Interestingly, with this modification, the metrics of XLNet in the CLM setting have decreased compared to before, making it more reasonable. I've also noticed that this #719 and #746 mentioned a similar issue. Additionally, I observed that the outputs of the predict and evaluate functions have become similar:

# same inputs as before!
=========inference===============
PredictionOutput(predictions=(array([[ 4,  3,  7,  5,  6],
       [ 5,  7, 30,  3, 22],
       [17,  7,  6, 26, 11],
       [ 3,  4, 25,  7, 18],
       [71, 26, 24,  4,  3],
       [ 4,  5,  3,  7, 22]]), array([[ 8.456369 ,  5.8312187,  5.6498675,  5.1875997,  4.956415 ],
       [10.017425 ,  6.9653053,  6.9261403,  6.617892 ,  6.447962 ],
       [ 9.492199 ,  8.0066   ,  6.5381365,  6.097307 ,  5.9652367],
       [ 6.56517  ,  6.2221594,  5.269926 ,  5.1904283,  5.092497 ],
       [ 6.0176606,  5.6072693,  5.431714 ,  5.273334 ,  5.039026 ],
       [ 8.518238 ,  6.537841 ,  5.880717 ,  5.6688414,  5.0900187]],
      dtype=float32)), label_ids=None, metrics={'test_runtime': 2.0936, 'test_samples_per_second': 2.866, 'test_steps_per_second': 1.433})
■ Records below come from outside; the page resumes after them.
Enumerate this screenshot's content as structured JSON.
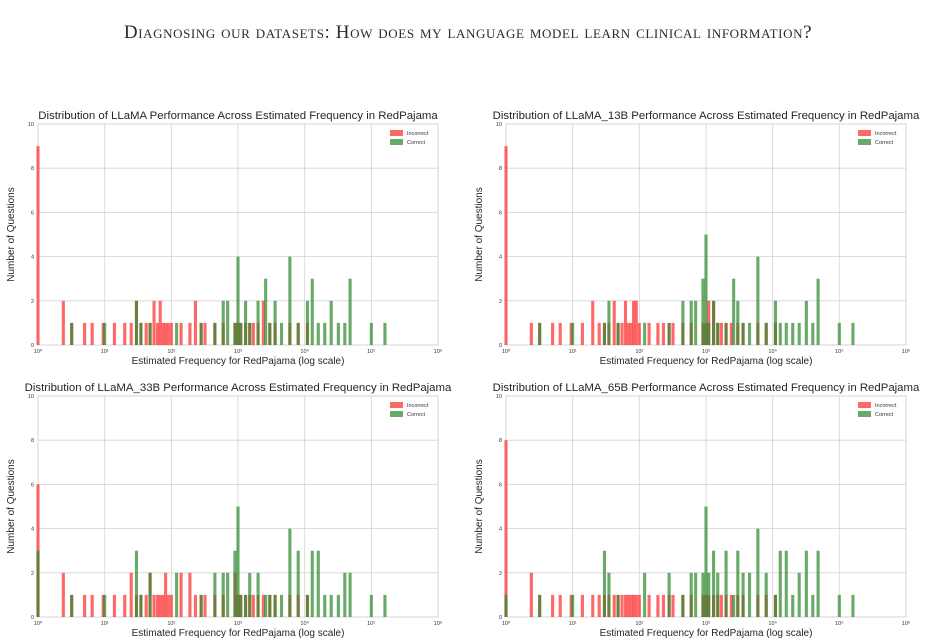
{
  "page_title": "Diagnosing our datasets: How does my language model learn clinical information?",
  "colors": {
    "incorrect": "#ff2e2e",
    "correct": "#2e8b2e"
  },
  "chart_data": [
    {
      "type": "bar",
      "title": "Distribution of LLaMA Performance Across Estimated Frequency in RedPajama",
      "xlabel": "Estimated Frequency for RedPajama (log scale)",
      "ylabel": "Number of Questions",
      "xscale": "log",
      "xlim": [
        1,
        1000000
      ],
      "ylim": [
        0,
        10
      ],
      "xticks": [
        "10⁰",
        "10¹",
        "10²",
        "10³",
        "10⁴",
        "10⁵",
        "10⁶"
      ],
      "yticks": [
        "0",
        "2",
        "4",
        "6",
        "8",
        "10"
      ],
      "grid": true,
      "legend_position": "top-right",
      "series": [
        {
          "name": "Incorrect",
          "color": "#ff2e2e",
          "x": [
            1,
            2.4,
            3.2,
            5,
            6.5,
            9.5,
            14,
            20,
            25,
            30,
            35,
            42,
            48,
            55,
            62,
            68,
            75,
            82,
            90,
            100,
            140,
            190,
            230,
            280,
            320,
            450,
            600,
            900,
            1000,
            1100,
            1300,
            1500,
            1700,
            2000,
            2400,
            3000,
            3600,
            6000,
            8000,
            11000
          ],
          "values": [
            9,
            2,
            1,
            1,
            1,
            1,
            1,
            1,
            1,
            2,
            1,
            1,
            1,
            2,
            1,
            2,
            1,
            1,
            1,
            1,
            1,
            1,
            2,
            1,
            1,
            1,
            1,
            1,
            1,
            1,
            1,
            1,
            1,
            1,
            2,
            1,
            1,
            1,
            1,
            1
          ]
        },
        {
          "name": "Correct",
          "color": "#2e8b2e",
          "x": [
            3.2,
            10,
            30,
            35,
            48,
            120,
            280,
            450,
            600,
            700,
            900,
            1000,
            1100,
            1300,
            1500,
            2000,
            2600,
            3000,
            3600,
            4500,
            6000,
            8000,
            11000,
            13000,
            16000,
            20000,
            25000,
            32000,
            40000,
            48000,
            100000,
            160000
          ],
          "values": [
            1,
            1,
            2,
            1,
            1,
            1,
            1,
            1,
            2,
            2,
            1,
            4,
            1,
            2,
            1,
            2,
            3,
            1,
            2,
            1,
            4,
            1,
            2,
            3,
            1,
            1,
            2,
            1,
            1,
            3,
            1,
            1
          ]
        }
      ]
    },
    {
      "type": "bar",
      "title": "Distribution of LLaMA_13B Performance Across Estimated Frequency in RedPajama",
      "xlabel": "Estimated Frequency for RedPajama (log scale)",
      "ylabel": "Number of Questions",
      "xscale": "log",
      "xlim": [
        1,
        1000000
      ],
      "ylim": [
        0,
        10
      ],
      "xticks": [
        "10⁰",
        "10¹",
        "10²",
        "10³",
        "10⁴",
        "10⁵",
        "10⁶"
      ],
      "yticks": [
        "0",
        "2",
        "4",
        "6",
        "8",
        "10"
      ],
      "grid": true,
      "legend_position": "top-right",
      "series": [
        {
          "name": "Incorrect",
          "color": "#ff2e2e",
          "x": [
            1,
            2.4,
            3.2,
            5,
            6.5,
            9.5,
            14,
            20,
            25,
            30,
            35,
            42,
            48,
            55,
            62,
            68,
            75,
            82,
            90,
            100,
            140,
            190,
            230,
            280,
            320,
            450,
            600,
            900,
            1000,
            1100,
            1300,
            1500,
            1700,
            2000,
            2400,
            3000,
            3600,
            6000,
            8000,
            11000
          ],
          "values": [
            9,
            1,
            1,
            1,
            1,
            1,
            1,
            2,
            1,
            1,
            1,
            2,
            1,
            1,
            2,
            1,
            1,
            2,
            2,
            1,
            1,
            1,
            1,
            1,
            1,
            1,
            1,
            1,
            1,
            2,
            2,
            1,
            1,
            1,
            1,
            1,
            1,
            1,
            1,
            1
          ]
        },
        {
          "name": "Correct",
          "color": "#2e8b2e",
          "x": [
            3.2,
            10,
            30,
            35,
            48,
            120,
            280,
            450,
            600,
            700,
            900,
            1000,
            1100,
            1300,
            1500,
            2000,
            2600,
            3000,
            3600,
            4500,
            6000,
            8000,
            11000,
            13000,
            16000,
            20000,
            25000,
            32000,
            40000,
            48000,
            100000,
            160000
          ],
          "values": [
            1,
            1,
            1,
            2,
            1,
            1,
            1,
            2,
            2,
            2,
            3,
            5,
            1,
            2,
            1,
            1,
            3,
            2,
            1,
            1,
            4,
            1,
            2,
            1,
            1,
            1,
            1,
            2,
            1,
            3,
            1,
            1
          ]
        }
      ]
    },
    {
      "type": "bar",
      "title": "Distribution of LLaMA_33B Performance Across Estimated Frequency in RedPajama",
      "xlabel": "Estimated Frequency for RedPajama (log scale)",
      "ylabel": "Number of Questions",
      "xscale": "log",
      "xlim": [
        1,
        1000000
      ],
      "ylim": [
        0,
        10
      ],
      "xticks": [
        "10⁰",
        "10¹",
        "10²",
        "10³",
        "10⁴",
        "10⁵",
        "10⁶"
      ],
      "yticks": [
        "0",
        "2",
        "4",
        "6",
        "8",
        "10"
      ],
      "grid": true,
      "legend_position": "top-right",
      "series": [
        {
          "name": "Incorrect",
          "color": "#ff2e2e",
          "x": [
            1,
            2.4,
            3.2,
            5,
            6.5,
            9.5,
            14,
            20,
            25,
            30,
            35,
            42,
            48,
            55,
            62,
            68,
            75,
            82,
            90,
            100,
            140,
            190,
            230,
            280,
            320,
            450,
            600,
            900,
            1000,
            1100,
            1300,
            1500,
            1700,
            2000,
            2400,
            3000,
            3600,
            6000,
            8000,
            11000
          ],
          "values": [
            6,
            2,
            1,
            1,
            1,
            1,
            1,
            1,
            2,
            1,
            1,
            1,
            2,
            1,
            1,
            1,
            1,
            2,
            1,
            1,
            2,
            2,
            1,
            1,
            1,
            1,
            1,
            2,
            1,
            1,
            1,
            1,
            1,
            1,
            1,
            1,
            1,
            1,
            1,
            1
          ]
        },
        {
          "name": "Correct",
          "color": "#2e8b2e",
          "x": [
            1,
            3.2,
            10,
            30,
            35,
            48,
            120,
            280,
            450,
            600,
            700,
            900,
            1000,
            1100,
            1300,
            1500,
            2000,
            2600,
            3000,
            3600,
            4500,
            6000,
            8000,
            11000,
            13000,
            16000,
            20000,
            25000,
            32000,
            40000,
            48000,
            100000,
            160000
          ],
          "values": [
            3,
            1,
            1,
            3,
            1,
            2,
            2,
            1,
            2,
            2,
            2,
            3,
            5,
            1,
            1,
            2,
            2,
            1,
            1,
            1,
            1,
            4,
            3,
            1,
            3,
            3,
            1,
            1,
            1,
            2,
            2,
            1,
            1
          ]
        }
      ]
    },
    {
      "type": "bar",
      "title": "Distribution of LLaMA_65B Performance Across Estimated Frequency in RedPajama",
      "xlabel": "Estimated Frequency for RedPajama (log scale)",
      "ylabel": "Number of Questions",
      "xscale": "log",
      "xlim": [
        1,
        1000000
      ],
      "ylim": [
        0,
        10
      ],
      "xticks": [
        "10⁰",
        "10¹",
        "10²",
        "10³",
        "10⁴",
        "10⁵",
        "10⁶"
      ],
      "yticks": [
        "0",
        "2",
        "4",
        "6",
        "8",
        "10"
      ],
      "grid": true,
      "legend_position": "top-right",
      "series": [
        {
          "name": "Incorrect",
          "color": "#ff2e2e",
          "x": [
            1,
            2.4,
            3.2,
            5,
            6.5,
            9.5,
            14,
            20,
            25,
            30,
            35,
            42,
            48,
            55,
            62,
            68,
            75,
            82,
            90,
            100,
            140,
            190,
            230,
            280,
            320,
            450,
            600,
            900,
            1000,
            1100,
            1300,
            1500,
            1700,
            2000,
            2400,
            3000,
            3600,
            6000,
            8000,
            11000
          ],
          "values": [
            8,
            2,
            1,
            1,
            1,
            1,
            1,
            1,
            1,
            1,
            1,
            1,
            1,
            1,
            1,
            1,
            1,
            1,
            1,
            1,
            1,
            1,
            1,
            1,
            1,
            1,
            1,
            1,
            1,
            1,
            1,
            1,
            1,
            1,
            1,
            1,
            1,
            1,
            1,
            1
          ]
        },
        {
          "name": "Correct",
          "color": "#2e8b2e",
          "x": [
            1,
            3.2,
            10,
            30,
            35,
            48,
            120,
            280,
            450,
            600,
            700,
            900,
            1000,
            1100,
            1300,
            1500,
            2000,
            2600,
            3000,
            3600,
            4500,
            6000,
            8000,
            11000,
            13000,
            16000,
            20000,
            25000,
            32000,
            40000,
            48000,
            100000,
            160000
          ],
          "values": [
            1,
            1,
            1,
            3,
            2,
            1,
            2,
            2,
            1,
            2,
            2,
            2,
            5,
            2,
            3,
            2,
            3,
            1,
            3,
            2,
            2,
            4,
            2,
            1,
            3,
            3,
            1,
            2,
            3,
            1,
            3,
            1,
            1
          ]
        }
      ]
    }
  ]
}
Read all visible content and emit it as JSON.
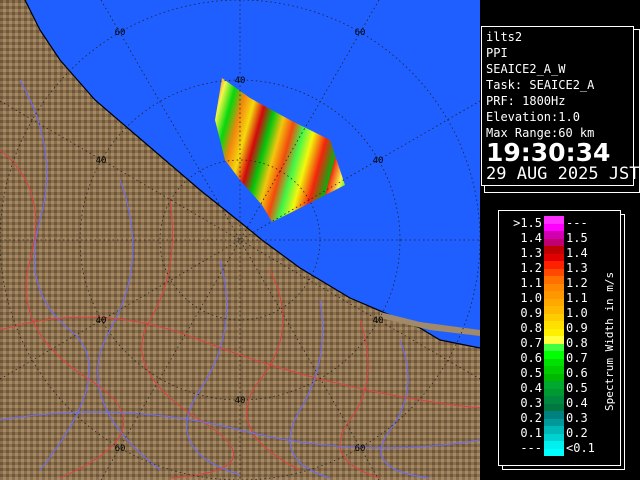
{
  "info": {
    "radar": "ilts2",
    "scan_type": "PPI",
    "product": "SEAICE2_A_W",
    "task": "Task: SEAICE2_A",
    "prf": "PRF: 1800Hz",
    "elevation": "Elevation:1.0",
    "max_range": "Max Range:60 km",
    "time": "19:30:34",
    "date": "29 AUG 2025 JST"
  },
  "map": {
    "sea_color": "#1f5fff",
    "land_color": "#8a7050",
    "ring_labels": [
      "40",
      "40",
      "40",
      "40",
      "40",
      "40",
      "60",
      "60",
      "60",
      "60"
    ]
  },
  "legend": {
    "unit_label": "Spectrum Width in m/s",
    "rows": [
      {
        "left": ">1.5",
        "right": "---",
        "colors": [
          "#ff30ff",
          "#ff00ff"
        ]
      },
      {
        "left": "1.4",
        "right": "1.5",
        "colors": [
          "#d000b0",
          "#c00070"
        ]
      },
      {
        "left": "1.3",
        "right": "1.4",
        "colors": [
          "#c00000",
          "#e00000"
        ]
      },
      {
        "left": "1.2",
        "right": "1.3",
        "colors": [
          "#ff2000",
          "#ff4800"
        ]
      },
      {
        "left": "1.1",
        "right": "1.2",
        "colors": [
          "#ff7000",
          "#ff8800"
        ]
      },
      {
        "left": "1.0",
        "right": "1.1",
        "colors": [
          "#ff9800",
          "#ffa800"
        ]
      },
      {
        "left": "0.9",
        "right": "1.0",
        "colors": [
          "#ffb800",
          "#ffcc00"
        ]
      },
      {
        "left": "0.8",
        "right": "0.9",
        "colors": [
          "#ffe000",
          "#fff000"
        ]
      },
      {
        "left": "0.7",
        "right": "0.8",
        "colors": [
          "#ffff40",
          "#40ff40"
        ]
      },
      {
        "left": "0.6",
        "right": "0.7",
        "colors": [
          "#00ff00",
          "#00e000"
        ]
      },
      {
        "left": "0.5",
        "right": "0.6",
        "colors": [
          "#00cc00",
          "#00b800"
        ]
      },
      {
        "left": "0.4",
        "right": "0.5",
        "colors": [
          "#00a830",
          "#009830"
        ]
      },
      {
        "left": "0.3",
        "right": "0.4",
        "colors": [
          "#008840",
          "#007840"
        ]
      },
      {
        "left": "0.2",
        "right": "0.3",
        "colors": [
          "#008080",
          "#009898"
        ]
      },
      {
        "left": "0.1",
        "right": "0.2",
        "colors": [
          "#00b8b8",
          "#00d0d0"
        ]
      },
      {
        "left": "---",
        "right": "<0.1",
        "colors": [
          "#00f0f0",
          "#00ffff"
        ]
      }
    ]
  }
}
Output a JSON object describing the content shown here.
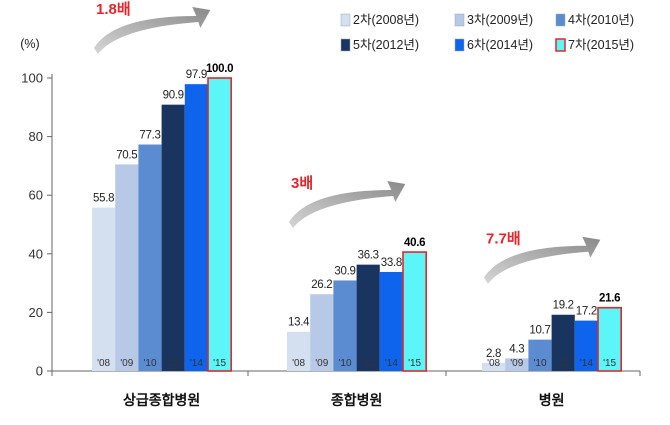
{
  "chart_data": {
    "type": "bar",
    "ylabel": "(%)",
    "ylim": [
      0,
      100
    ],
    "yticks": [
      "0",
      "20",
      "40",
      "60",
      "80",
      "100"
    ],
    "categories": [
      "상급종합병원",
      "종합병원",
      "병원"
    ],
    "series": [
      {
        "name": "2차(2008년)",
        "short": "'08",
        "color": "#d4e0f0",
        "values": [
          55.8,
          13.4,
          2.8
        ]
      },
      {
        "name": "3차(2009년)",
        "short": "'09",
        "color": "#b7c9e6",
        "values": [
          70.5,
          26.2,
          4.3
        ]
      },
      {
        "name": "4차(2010년)",
        "short": "'10",
        "color": "#5b8bd0",
        "values": [
          77.3,
          30.9,
          10.7
        ]
      },
      {
        "name": "5차(2012년)",
        "short": "'12",
        "color": "#1a3460",
        "values": [
          90.9,
          36.3,
          19.2
        ]
      },
      {
        "name": "6차(2014년)",
        "short": "'14",
        "color": "#0f64ee",
        "values": [
          97.9,
          33.8,
          17.2
        ]
      },
      {
        "name": "7차(2015년)",
        "short": "'15",
        "color": "#5cf5f8",
        "values": [
          100.0,
          40.6,
          21.6
        ]
      }
    ],
    "value_labels": [
      [
        "55.8",
        "70.5",
        "77.3",
        "90.9",
        "97.9",
        "100.0"
      ],
      [
        "13.4",
        "26.2",
        "30.9",
        "36.3",
        "33.8",
        "40.6"
      ],
      [
        "2.8",
        "4.3",
        "10.7",
        "19.2",
        "17.2",
        "21.6"
      ]
    ],
    "annotations": [
      "1.8배",
      "3배",
      "7.7배"
    ],
    "legend_position": "top-right",
    "grid": false,
    "highlight_color": "#e3262b"
  }
}
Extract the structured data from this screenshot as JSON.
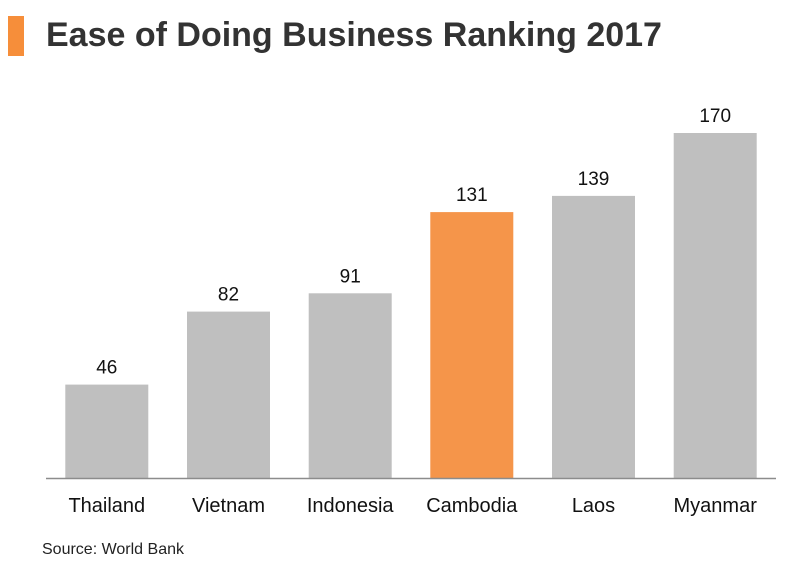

100%|████████████████████████████████████████████████████████████████████████████████████████████████████████████████| 3/3 [00:00<00:00, 14.08it/s]
=========evaluation===============
PredictionOutput(predictions=(array([[ 4,  7,  3,  6, 30],
       [ 5,  7, 30,  3,  4],
       [17,  7,  6, 26,  4],
       [ 3,  4, 25, 39,  7],
       [ 4, 24, 71, 26, 14],
       [ 4, 30,  5,  3,  7]]), array([[7.4311004, 4.9409456, 4.876472 , 4.848051 , 4.7532825],
       [7.4449983, 6.3823347, 6.3242016, 6.160487 , 5.6924496],
       [7.9830294, 7.4659915, 6.0589595, 5.7209487, 5.57537  ],
       [6.721603 , 5.4623756, 5.102635 , 4.9805446, 4.9469085],
       [4.9136906, 4.843173 , 4.796401 , 4.7077065, 4.5187464],
       [7.7905493, 5.1441355, 5.0995426, 5.0602183, 5.031133 ]],
      dtype=float32)), label_ids=array([ 4,  9,  7, 43, 23, 91]), metrics={'eval_/next-item/ndcg_at_5': 0.27182161808013916, 'eval_/next-item/ndcg_at_10': 0.27182161808013916, 'eval_/next-item/recall_at_5': 0.3333333432674408, 'eval_/next-item/recall_at_10': 0.3333333432674408, 'eval_/next-item/avg_precision_at_5': 0.25, 'eval_/next-item/avg_precision_at_10': 0.25, 'eval_/loss': 4.302186489105225, 'eval_runtime': 0.6978, 'eval_samples_per_second': 8.599, 'eval_steps_per_second': 4.299})

I'm not sure if my changes are correct, and I strongly recommend that you pay attention to this issue. Thanks!